I’ve really enjoyed reading your story Kate, thank you for putting it out there! We always need reminding that medicine is a blessing but God is the giver of the healing. Love you cuz.
Thanks, Cass, and many, many hugs & blessings to you.
My husband and I just went through a similar experience but thankfully clomid worked for me. Please email if you want to chat.
I am so glad you wrote this all out (and posted it publicly!) Really an incredibly emotional story. And, if I can be as… callous? as to say so, it almost feels as if God was like “oh, you thought infertility was hard? Try this!” But somehow you’ve lived through the past ten years to be holy and happy, if stressed. And that is a beautiful miracle, along with each of your children.
🙂 Frankly, I think infertility was harder. But then, maybe that’s because we were prepared. After all, Julianna is REALLY cute. 🙂
Great ending. I love how you said you went from yelling at God to the Russian Government. Isn’t that the thing, there is always something else controling our ability to have children in infertility. Which means, conviently, there is also always something or someone else to blame. Thanks for sharing your story.
Thanks Kate! I do wish people were more open about infertility; that and miscarriages. (Though I probably would wait the prescribed 3 months before announcing too.) Honestly, if I had spoken with you earlier Na Pro would have been my choice. Maybe we will still end up there. Fortunately, my experience with Dr. Brown was quite pleasant. After reading your story I’m more concerned about thoroughness than anything else.
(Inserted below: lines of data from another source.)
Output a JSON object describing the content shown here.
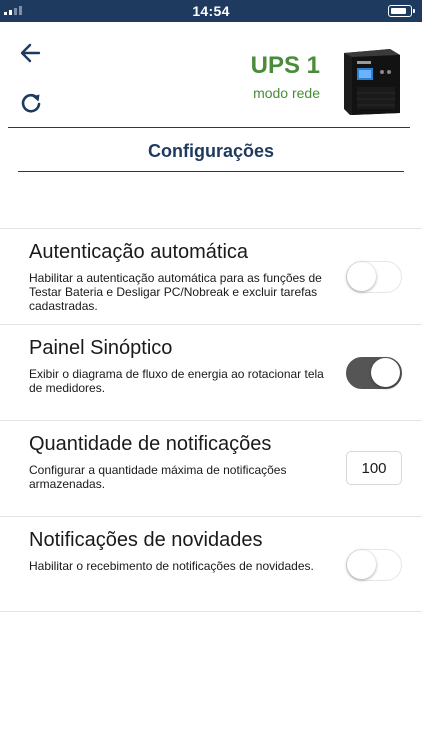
{
  "status_bar": {
    "time": "14:54"
  },
  "header": {
    "ups_name": "UPS 1",
    "ups_mode": "modo rede",
    "back_icon": "arrow-left-icon",
    "refresh_icon": "refresh-icon"
  },
  "page": {
    "title": "Configurações"
  },
  "settings": [
    {
      "title": "Autenticação automática",
      "description": "Habilitar a autenticação automática para as funções de Testar Bateria e Desligar PC/Nobreak e excluir tarefas cadastradas.",
      "control": "toggle",
      "enabled": false
    },
    {
      "title": "Painel Sinóptico",
      "description": "Exibir o diagrama de fluxo de energia ao rotacionar tela de medidores.",
      "control": "toggle",
      "enabled": true
    },
    {
      "title": "Quantidade de notificações",
      "description": "Configurar a quantidade máxima de notificações armazenadas.",
      "control": "number",
      "value": "100"
    },
    {
      "title": "Notificações de novidades",
      "description": "Habilitar o recebimento de notificações de novidades.",
      "control": "toggle",
      "enabled": false
    }
  ],
  "colors": {
    "primary": "#1f3a5f",
    "status_ok": "#4a8c3a",
    "toggle_on": "#555555"
  }
}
I will say, I’ve had extreme moods since college- so long before fertility drugs. I blame it mostly on genes; we come from a hot family. 🙂 But then again, you know what you get put on if you have face scarring acne. . .
In the meantime, any cousins want to start a support group?
It was good to hear your story. I had no idea that your fertility doctor (1st one) was such an ass. That would definitely make everything you were going through even more stressful.
Thanks for sharing!
Thank you for sharing your story. It truly touched my heart.
Thanks for sharing. Our former bishop told a NFP doctor who wanted to move into our diocese not to do it. He said the doc would not be welcome here – a Catholic doctor who would have helped so many people.
Maybe it’s because I’m 65, but if a doctor is a Johnny One Note he’s going to hurt a lot more people than he helps. I think many, many health problems are systemic and it’s so good that going to distilled water was a factor in changing your life.
I’m also glad that you discovered God was getting you ready for Julianna. For all that you suffered, you are truly blessed.
It boggles the mind.
I was right. 🙂 Thank you for sharing this story, Kathleen, and for helping me remember that even with faith, some of the most intimate and precious journeys we make can be great struggles but ultimately the source of great joy.